Eventually, we peeled off with a smaller group to check out the stars and ended up spending a few hours messing around with night photography with some of our new friends. We regretted not bringing our own DSLR and tripod, but were lucky some other folks in the crew had traveled with theirs and were able to get some fun shots of the night sky. The stars were absolutely incredible and a true highlight of the visit. The sky is so dark and there is no light pollution at all, so the milky way shone bright and we could see millions of starts. It was so special to be able to see them in such a clear, very dark night sky.

Fun photo of us facing the stars. It’s hard to tell just how many they were, but this at least gives a small sense.
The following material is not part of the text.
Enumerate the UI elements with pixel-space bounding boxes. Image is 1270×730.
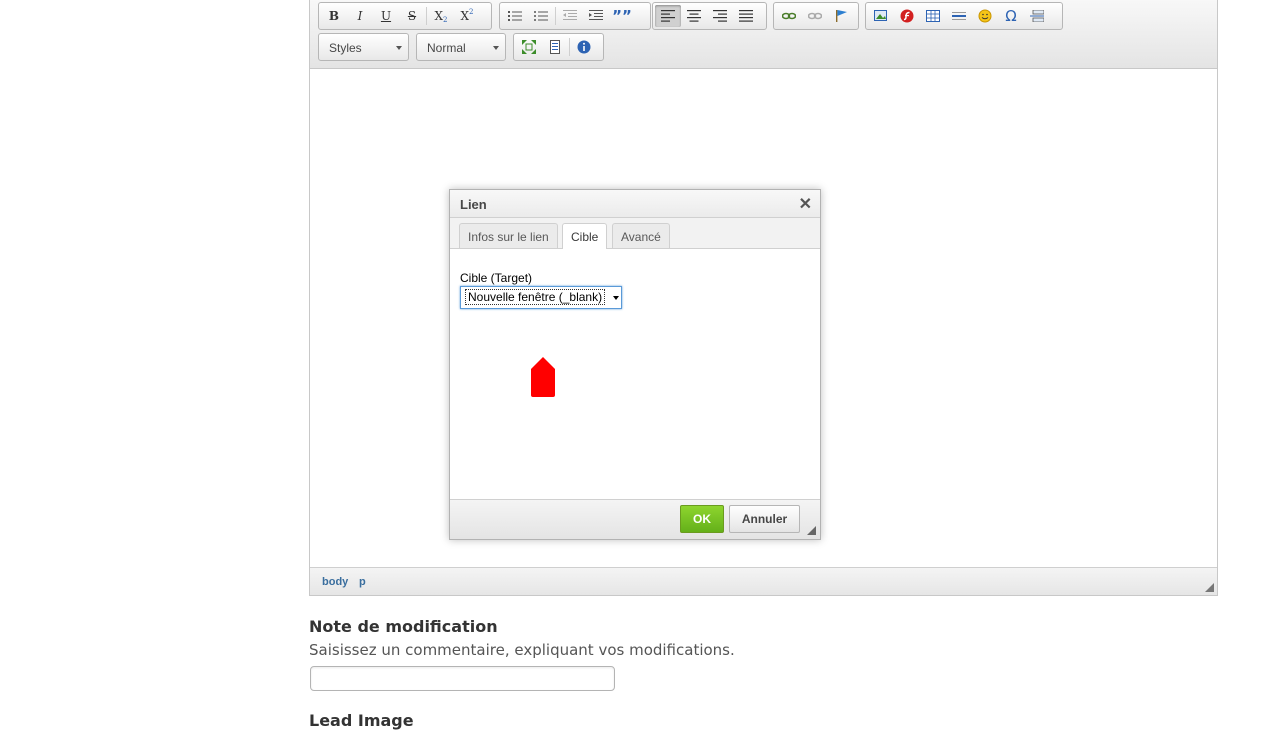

The desert gets COLD at night, so we had a chilly evening, but it was well worth it for the chance to sleep under the stars in the Sahara.

Day 3

We woke up on the morning of our 3rd day in our tent and got an early start on the camels back to the hotel where we had left our bags. Our group started early and was the first to ride out of camp. Nearly all of the ride was in the dark by the light of the stars and the group was silent as we took in the dawn and watched as the stars began to disappear from the sky and the sunrise started. Absolutely beautiful.

John about to dismount his camel friend for good. Thanks, dude!

We made it back to camp, had breakfast, and then John and I split off from the group with 1 other couple who had also booked the Marrakech to Fes option (most other travelers returned to Marrakech). We shared a taxi, spending most of the day reading and napping in the backseat and stopping occasionally for a nice view or a rest stop. The third day was heavy on the driving, but afforded us another opportunity to see some of the Moroccan landscape.

We definitely recommend this tour to other travelers. The driving days are long, but it’s because the desert is far away from Marrakech and other cities so a visit to the dunes necessitates it. The trip was well-organized, our guides were great, and we were so happy to see the Sahara. We won’t soon forget this journey!